Shifting gears toward a more serious dissertation on why Trump won Iowa, a traditional swing state, relatively easy in 2016, Yang asked the audience why they believed it happened and received answers ranging from “Russia” to “immigrants” to “Hillary Clinton” to “anti-establishment politics” to “social media.”
“These are the explanations, mixed together, that we’re presented with to say why Trump won. I’m a numbers guy, and the numbers tell a clear and direct story,” Yang said. “We eliminated four million manufacturing jobs in the last number of years in this country, and where were those jobs primarily located? Michigan, Ohio, Pennsylvania, Wisconsin, Missouri and 40,000 right here in Iowa.”
He leveled specific criticism at Amazon for hollowing out retailers in small and medium sized cities around the country and lamented a coming wave of automation in the trucking industry, noting that a self-driving truck has already transported 20 tons of butter from California to Pennsylvania. He later drew a connection between the rise of large tech companies and the decline of local journalism, as thousands of community newspapers have gone out of business in the last decade.
“How can you vote on what’s going on in your community if literally no one is covering what’s going on in your community?” he asked.
Yang called the current changes in the economy “The Fourth Industrial Revolution” and added that he believes immigrants are receiving blame for problems they didn’t create. He went on to lay into politicians in Washington D.C. for being “25 years behind the curve” and failing to address the effects of technology and automation in a meaningful way.
“Donald Trump said he wanted to drain the swamp, (but) I want to do something a little bit different. I want to distribute the swamp,” Yang said. “Why do you employ hundreds of thousands of government workers in the most expensive city in your country? Why wouldn’t you move some of those jobs to Michigan, Ohio, Wisconsin and Iowa? You’d save billions of dollars immediately, and I would argue (that) those government agencies would make better decisions because they’re living some place normal and not in a D.C. bubble where they just talk to each other all the time.”

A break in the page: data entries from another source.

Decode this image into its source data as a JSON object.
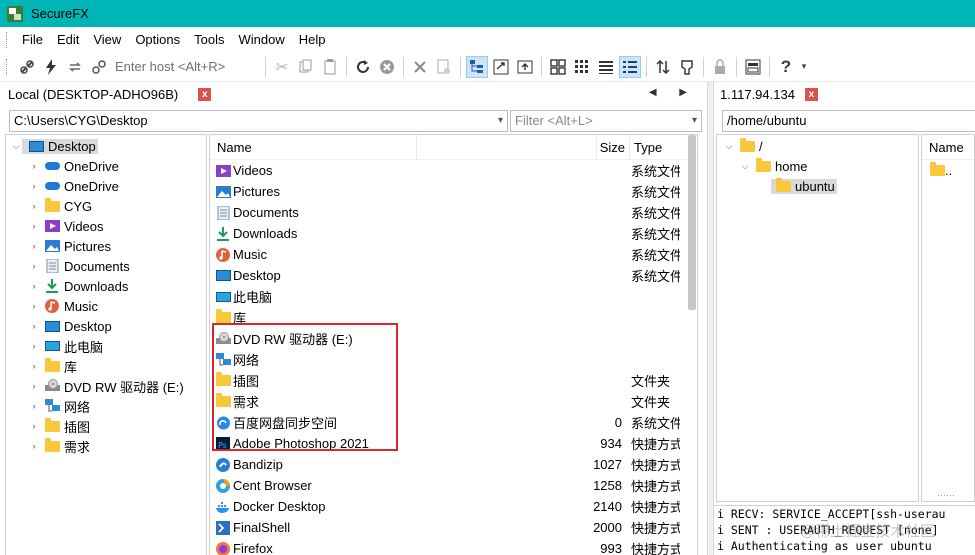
{
  "window": {
    "title": "SecureFX"
  },
  "menu": [
    "File",
    "Edit",
    "View",
    "Options",
    "Tools",
    "Window",
    "Help"
  ],
  "toolbar": {
    "host_placeholder": "Enter host <Alt+R>"
  },
  "local": {
    "tab_label": "Local (DESKTOP-ADHO96B)",
    "path": "C:\\Users\\CYG\\Desktop",
    "filter_placeholder": "Filter <Alt+L>",
    "tree": [
      {
        "label": "Desktop",
        "icon": "desktop-icon",
        "selected": true,
        "expanded": true,
        "level": 0
      },
      {
        "label": "OneDrive",
        "icon": "cloud-icon",
        "level": 1
      },
      {
        "label": "OneDrive",
        "icon": "cloud-icon",
        "level": 1
      },
      {
        "label": "CYG",
        "icon": "folder-icon",
        "level": 1
      },
      {
        "label": "Videos",
        "icon": "videos-icon",
        "level": 1
      },
      {
        "label": "Pictures",
        "icon": "pictures-icon",
        "level": 1
      },
      {
        "label": "Documents",
        "icon": "documents-icon",
        "level": 1
      },
      {
        "label": "Downloads",
        "icon": "downloads-icon",
        "level": 1
      },
      {
        "label": "Music",
        "icon": "music-icon",
        "level": 1
      },
      {
        "label": "Desktop",
        "icon": "desktop-icon",
        "level": 1
      },
      {
        "label": "此电脑",
        "icon": "computer-icon",
        "level": 1
      },
      {
        "label": "库",
        "icon": "folder-icon",
        "level": 1
      },
      {
        "label": "DVD RW 驱动器 (E:)",
        "icon": "dvd-drive-icon",
        "level": 1
      },
      {
        "label": "网络",
        "icon": "network-icon",
        "level": 1
      },
      {
        "label": "插图",
        "icon": "folder-icon",
        "level": 1
      },
      {
        "label": "需求",
        "icon": "folder-icon",
        "level": 1
      }
    ],
    "columns": {
      "name": "Name",
      "size": "Size",
      "type": "Type"
    },
    "files": [
      {
        "name": "Videos",
        "size": "",
        "type": "系统文件夹",
        "icon": "videos-icon"
      },
      {
        "name": "Pictures",
        "size": "",
        "type": "系统文件夹",
        "icon": "pictures-icon"
      },
      {
        "name": "Documents",
        "size": "",
        "type": "系统文件夹",
        "icon": "documents-icon"
      },
      {
        "name": "Downloads",
        "size": "",
        "type": "系统文件夹",
        "icon": "downloads-icon"
      },
      {
        "name": "Music",
        "size": "",
        "type": "系统文件夹",
        "icon": "music-icon"
      },
      {
        "name": "Desktop",
        "size": "",
        "type": "系统文件夹",
        "icon": "desktop-icon"
      },
      {
        "name": "此电脑",
        "size": "",
        "type": "",
        "icon": "computer-icon"
      },
      {
        "name": "库",
        "size": "",
        "type": "",
        "icon": "folder-icon"
      },
      {
        "name": "DVD RW 驱动器 (E:)",
        "size": "",
        "type": "",
        "icon": "dvd-drive-icon"
      },
      {
        "name": "网络",
        "size": "",
        "type": "",
        "icon": "network-icon"
      },
      {
        "name": "插图",
        "size": "",
        "type": "文件夹",
        "icon": "folder-icon"
      },
      {
        "name": "需求",
        "size": "",
        "type": "文件夹",
        "icon": "folder-icon"
      },
      {
        "name": "百度网盘同步空间",
        "size": "0",
        "type": "系统文件夹",
        "icon": "baidu-netdisk-icon"
      },
      {
        "name": "Adobe Photoshop 2021",
        "size": "934",
        "type": "快捷方式",
        "icon": "photoshop-icon"
      },
      {
        "name": "Bandizip",
        "size": "1027",
        "type": "快捷方式",
        "icon": "bandizip-icon"
      },
      {
        "name": "Cent Browser",
        "size": "1258",
        "type": "快捷方式",
        "icon": "cent-browser-icon"
      },
      {
        "name": "Docker Desktop",
        "size": "2140",
        "type": "快捷方式",
        "icon": "docker-icon"
      },
      {
        "name": "FinalShell",
        "size": "2000",
        "type": "快捷方式",
        "icon": "finalshell-icon"
      },
      {
        "name": "Firefox",
        "size": "993",
        "type": "快捷方式",
        "icon": "firefox-icon"
      }
    ]
  },
  "remote": {
    "tab_label": "1.117.94.134",
    "path": "/home/ubuntu",
    "tree": [
      {
        "label": "/",
        "level": 0
      },
      {
        "label": "home",
        "level": 1
      },
      {
        "label": "ubuntu",
        "level": 2,
        "selected": true
      }
    ],
    "list_header": "Name",
    "list_items": [
      ".."
    ]
  },
  "log": [
    "i RECV: SERVICE_ACCEPT[ssh-userau",
    "i SENT : USERAUTH_REQUEST [none]",
    "i Authenticating as user ubuntu"
  ],
  "watermark": "@稀土掘金技术社区",
  "colors": {
    "titlebar": "#00b5b5",
    "highlight_box": "#d9262c",
    "selection": "#d9d9d9"
  }
}
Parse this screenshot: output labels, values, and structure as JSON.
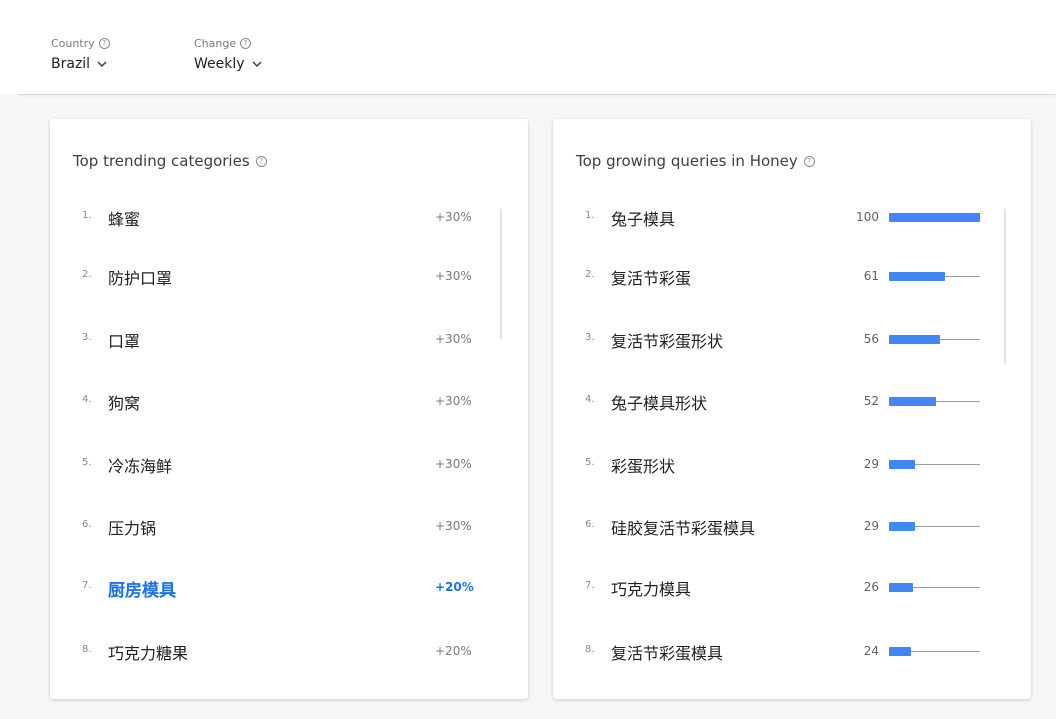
{
  "filters": {
    "country": {
      "label": "Country",
      "value": "Brazil"
    },
    "change": {
      "label": "Change",
      "value": "Weekly"
    }
  },
  "categories": {
    "title": "Top trending categories",
    "items": [
      {
        "rank": "1.",
        "label": "蜂蜜",
        "change": "+30%"
      },
      {
        "rank": "2.",
        "label": "防护口罩",
        "change": "+30%"
      },
      {
        "rank": "3.",
        "label": "口罩",
        "change": "+30%"
      },
      {
        "rank": "4.",
        "label": "狗窝",
        "change": "+30%"
      },
      {
        "rank": "5.",
        "label": "冷冻海鲜",
        "change": "+30%"
      },
      {
        "rank": "6.",
        "label": "压力锅",
        "change": "+30%"
      },
      {
        "rank": "7.",
        "label": "厨房模具",
        "change": "+20%"
      },
      {
        "rank": "8.",
        "label": "巧克力糖果",
        "change": "+20%"
      }
    ],
    "highlighted_index": 6
  },
  "queries": {
    "title": "Top growing queries in Honey",
    "items": [
      {
        "rank": "1.",
        "label": "兔子模具",
        "value": 100
      },
      {
        "rank": "2.",
        "label": "复活节彩蛋",
        "value": 61
      },
      {
        "rank": "3.",
        "label": "复活节彩蛋形状",
        "value": 56
      },
      {
        "rank": "4.",
        "label": "兔子模具形状",
        "value": 52
      },
      {
        "rank": "5.",
        "label": "彩蛋形状",
        "value": 29
      },
      {
        "rank": "6.",
        "label": "硅胶复活节彩蛋模具",
        "value": 29
      },
      {
        "rank": "7.",
        "label": "巧克力模具",
        "value": 26
      },
      {
        "rank": "8.",
        "label": "复活节彩蛋模具",
        "value": 24
      }
    ],
    "max_value": 100
  },
  "colors": {
    "accent": "#1a73e8",
    "bar": "#4285f4",
    "track": "#9aa0a6"
  },
  "icons": {
    "help": "help-circle-icon",
    "dropdown": "chevron-down-icon"
  }
}
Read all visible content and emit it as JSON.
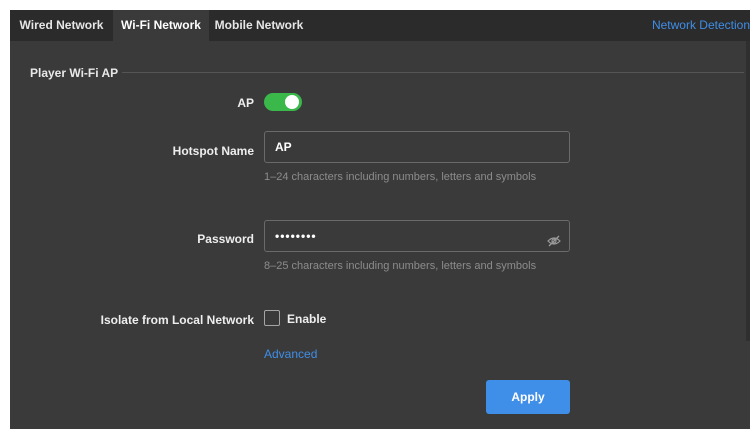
{
  "tabs": [
    {
      "label": "Wired Network"
    },
    {
      "label": "Wi-Fi Network"
    },
    {
      "label": "Mobile Network"
    }
  ],
  "active_tab": "Wi-Fi Network",
  "network_detection_label": "Network Detection",
  "section": {
    "title": "Player Wi-Fi AP"
  },
  "ap": {
    "label": "AP",
    "enabled": true
  },
  "hotspot": {
    "label": "Hotspot Name",
    "value": "AP",
    "hint": "1–24 characters including numbers, letters and symbols"
  },
  "password": {
    "label": "Password",
    "value": "••••••••",
    "hint": "8–25 characters including numbers, letters and symbols",
    "visibility_icon": "eye-slash-icon"
  },
  "isolate": {
    "label": "Isolate from Local Network",
    "checkbox_label": "Enable",
    "checked": false
  },
  "advanced_label": "Advanced",
  "apply_label": "Apply",
  "colors": {
    "accent": "#3f8ee8",
    "toggle_on": "#3ab84a",
    "panel_bg": "#3a3a3a",
    "tabbar_bg": "#2b2b2b"
  }
}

According to Yang, Universal Basic Income (UBI) proposals date back to founding fathers like Thomas Paine and have been popular throughout history with figures as politically diverse as Martin Luther King Jr. and Milton Friedman.
Before taking questions from the audience, Yang painted a picture of an America in stark contrast to the one that President Trump has often spoken of, particularly in regards to the economy: a place where income inequality, homelessness, depression, suicide, drug overdoses, gun violence, student loan debt and health insurance costs are at all-time highs, while the rates of young people starting businesses, getting married and having children are at all-time lows.
“This is where we are. We’re pretending corporate profits correspond to our well-being, when they’re actually heading in opposite directions,” Yang said. “I know how off base our current economic measurements are, in part because of our family.”
In conclusion, Yang conceded that while Trump seized upon economic anxieties and frustration with the status quo in Washington, D.C., he had failed to address these problems, and he pledged to bring an analytical approach to the presidency should he be elected in November, recycling one of his favorite sound bites.
“I’m the ideal candidate for this job because the opposite of Donald Trump is an Asian man who likes math,” Yang said. “It’s your job to move this country we love so much not left, not right, but forward, and we know that’s just where you will take us.”